Au moins 65 personnes ont été retrouvées mortes, les mains liées, dans la ville d'Alep, dans le nord de la Syrie, lors d'un « nouveau massacre » depuis le début du soulèvement contre le président Bachar al-Assad.
L'opposition accuse le gouvernement, mais en réalité, il est impossible de confirmer les responsabilités dans cet événement horrible. L'armée du président Assad et les forces rebelles s'affrontent à Alep depuis juillet, et les deux camps sont accusés d'exécutions de masse.

L'horrible massacre d'Alep.
Des militants de l'opposition ont diffusé une vidéo montrant au moins 51 corps d'hommes, dans un état de saleté avancé, le long de la rivière Queiq, dans le quartier de Bustan al-Qasr à Alep. Les victimes avaient reçu des balles dans la tête et certaines semblaient très jeunes, voire adolescentes, vêtues de jeans, de chemises et de baskets.
Les forces d'opposition basées à Alep ont accusé des combattants pro-Assad d'être responsables. Elles ont affirmé que les victimes avaient été exécutées et jetées dans un fleuve avant que leurs corps ne dérivent vers des zones contrôlées par l'opposition. Les médias d'État syriens n'ont pas fait mention de l'incident.
L’Observatoire syrien des droits de l’homme, basé au Royaume-Uni, a souligné que les images vidéo témoignent d’un nouveau massacre et que le nombre total de victimes pourrait atteindre 80.
Vérifier les informations provenant de Syrie est extrêmement difficile pour tout média, en raison des nombreuses restrictions imposées par le pays au journalisme indépendant.
On estime à plus de 60 000 le nombre de morts dans la guerre civile syrienne. Le Haut-Commissariat des Nations Unies pour les réfugiés (HCR) a indiqué le 29 janvier que les combats avaient déplacé plus de 700 000 personnes. Les grandes puissances craignent que le conflit ne s'étende au-delà des frontières syriennes, au Liban, en Jordanie et en Turquie, déstabilisant davantage une région déjà en proie au chaos.
L'ONU a reconnu plus tôt qu'elle ne pouvait venir en aide aux millions de Syriens touchés par la guerre sans davantage de fonds. L'organisation a sollicité une aide supplémentaire lors d'une conférence cette semaine au Koweït, espérant atteindre son objectif de 1,5 milliard de dollars.
S'exprimant avant la conférence, le ministre koweïtien des Affaires étrangères, Cheikh Sabah al-Khaled al-Sabah, a souligné ses craintes que la Syrie ne se transforme en un pays en ruine et ne mette en péril toute la région.

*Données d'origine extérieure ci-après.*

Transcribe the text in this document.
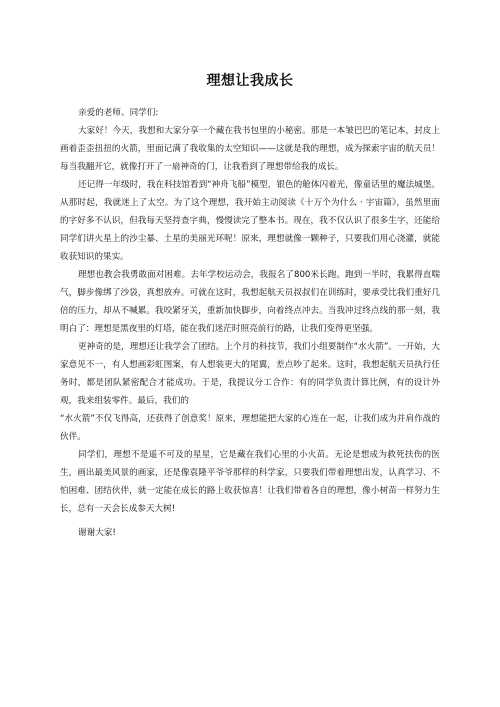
理想让我成长

亲爱的老师、同学们:

大家好！今天，我想和大家分享一个藏在我书包里的小秘密。那是一本皱巴巴的笔记本，封皮上画着歪歪扭扭的火箭，里面记满了我收集的太空知识——这就是我的理想，成为探索宇宙的航天员！每当我翻开它，就像打开了一扇神奇的门，让我看到了理想带给我的成长。

还记得一年级时，我在科技馆看到“神舟飞船”模型，银色的舱体闪着光，像童话里的魔法城堡。从那时起，我就迷上了太空。为了这个理想，我开始主动阅读《十万个为什么 · 宇宙篇》，虽然里面的字好多不认识，但我每天坚持查字典，慢慢读完了整本书。现在，我不仅认识了很多生字，还能给同学们讲火星上的沙尘暴、土星的美丽光环呢！原来，理想就像一颗种子，只要我们用心浇灌，就能收获知识的果实。

理想也教会我勇敢面对困难。去年学校运动会，我报名了800米长跑。跑到一半时，我累得直喘气，脚步像绑了沙袋，真想放弃。可就在这时，我想起航天员叔叔们在训练时，要承受比我们重好几倍的压力，却从不喊累。我咬紧牙关，重新加快脚步，向着终点冲去。当我冲过终点线的那一刻，我明白了：理想是黑夜里的灯塔，能在我们迷茫时照亮前行的路，让我们变得更坚强。

更神奇的是，理想还让我学会了团结。上个月的科技节，我们小组要制作“水火箭”。一开始，大家意见不一，有人想画彩虹图案，有人想装更大的尾翼，差点吵了起来。这时，我想起航天员执行任务时，都是团队紧密配合才能成功。于是，我提议分工合作：有的同学负责计算比例，有的设计外观，我来组装零件。最后，我们的

“水火箭”不仅飞得高，还获得了创意奖！原来，理想能把大家的心连在一起，让我们成为并肩作战的伙伴。

同学们，理想不是遥不可及的星星，它是藏在我们心里的小火苗。无论是想成为救死扶伤的医生，画出最美风景的画家，还是像袁隆平爷爷那样的科学家，只要我们带着理想出发，认真学习、不怕困难、团结伙伴，就一定能在成长的路上收获惊喜！让我们带着各自的理想，像小树苗一样努力生长，总有一天会长成参天大树!

谢谢大家!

Parallèlement, l'envoyé spécial de l'ONU pour la paix, Lakhdar Brahimi, a indiqué au Conseil de sécurité que le conflit en Syrie avait atteint des « niveaux d'horreur sans précédent ». Selon lui, la Syrie est détruite « progressivement », avec des conséquences catastrophiques pour une région bien plus vaste.
En Turquie, la deuxième paire de batteries de missiles Patriot déployées par les pays de l'OTAN est prête à l'action, selon un responsable de la sécurité allemand, le 29 janvier. Les États-Unis, l'Allemagne et les Pays-Bas se sont tous engagés à envoyer deux batteries de missiles et 400 soldats pour les opérer après qu'Ankara a demandé de l'aide pour renforcer ses systèmes de défense aérienne contre une éventuelle attaque de missiles en provenance de Syrie.